Berthold Dinter |
Ein Rückblick.
Am 17. August diesen Jahres jährt sich der Todestag
von Rudolf Hess zum zehnten Mal. Die Neonazis werden sich nicht nur wegen des
Jubiläums etwas besonderes einfallen lassen, sondern auch versuchen,
Lehren aus den letzten Jahren zu ziehen. Seit 1988 finden zum Todestag von Hess
Aktionen von Nazis statt. Die Initiatoren der Gedenkveranstaltungen in
Wunsiedel waren neben Berthold Dinter, der noch 1987 die Veranstaltung für
das Jahr 1988 anmeldete, Christian Worch (Nationale Liste, 1995 verboten),
Thomas Wullf (NL, jetzt Deutsche Liga) sowie Friedhelm Busse (FAP, 1995
verboten) und Thorsten Heise. 1988 marschierten 150 Nazis durch den Ort.
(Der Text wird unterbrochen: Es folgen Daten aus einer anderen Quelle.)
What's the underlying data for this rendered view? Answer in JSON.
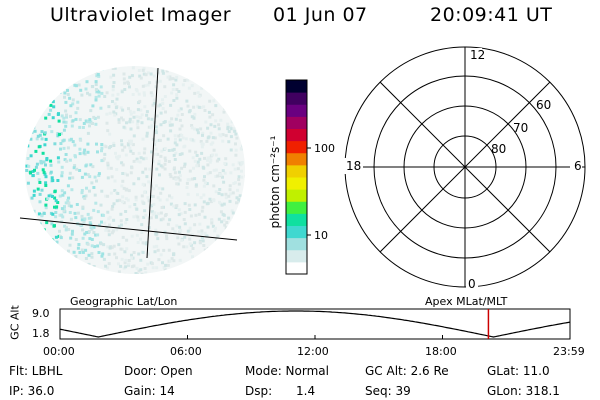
{
  "header": {
    "instrument": "Ultraviolet Imager",
    "date": "01 Jun 07",
    "time": "20:09:41 UT"
  },
  "colorbar": {
    "label": "photon cm⁻²s⁻¹",
    "ticks": [
      {
        "value": 10,
        "label": "10"
      },
      {
        "value": 100,
        "label": "100"
      }
    ],
    "scale": "log",
    "colors": [
      "#ffffff",
      "#d8ecec",
      "#a0e0e0",
      "#40d8d0",
      "#10e0a0",
      "#40f040",
      "#c0f000",
      "#f0f000",
      "#f0d000",
      "#f08000",
      "#f02000",
      "#d00030",
      "#a00060",
      "#6a0080",
      "#400060",
      "#000030"
    ]
  },
  "polar_grid": {
    "mlt_labels": [
      "12",
      "18",
      "6",
      "0"
    ],
    "mlat_labels": [
      "60",
      "70",
      "80"
    ]
  },
  "timeline": {
    "left_title": "Geographic Lat/Lon",
    "right_title": "Apex  MLat/MLT",
    "ylabel": "GC Alt",
    "ytick_top": "9.0",
    "ytick_bottom": "1.8",
    "xticks": [
      "00:00",
      "06:00",
      "12:00",
      "18:00",
      "23:59"
    ],
    "current_time_marker": "20:09:41",
    "marker_color": "#cc0000"
  },
  "footer": {
    "filter": "Flt: LBHL",
    "ip": "IP: 36.0",
    "door": "Door: Open",
    "gain": "Gain: 14",
    "mode": "Mode: Normal",
    "dsp_label": "Dsp:",
    "dsp_value": "1.4",
    "gc_alt": "GC Alt: 2.6 Re",
    "seq": "Seq: 39",
    "glat": "GLat: 11.0",
    "glon": "GLon: 318.1"
  }
}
Das
Verbot der Kundgebung wurde durch den Nazis-Anwalt Jürgen Rieger
erfolgreich angefochten. Ähnlich verlief der Aufmarsch 1989, der erst
verboten und dann erfolgreich wieder vor Gericht angefochten wurde. In dem Jahr
meldete Dinter die Naziveranstaltungen für die Jahre 1990 bis 1995 in
Wunsiedel an. Zum dritten Todestag 1990 marschierten 1500 Neonazis aus dem
gesamten Bundesgebiet und hauptsächlich aus der damaligen DDR auf.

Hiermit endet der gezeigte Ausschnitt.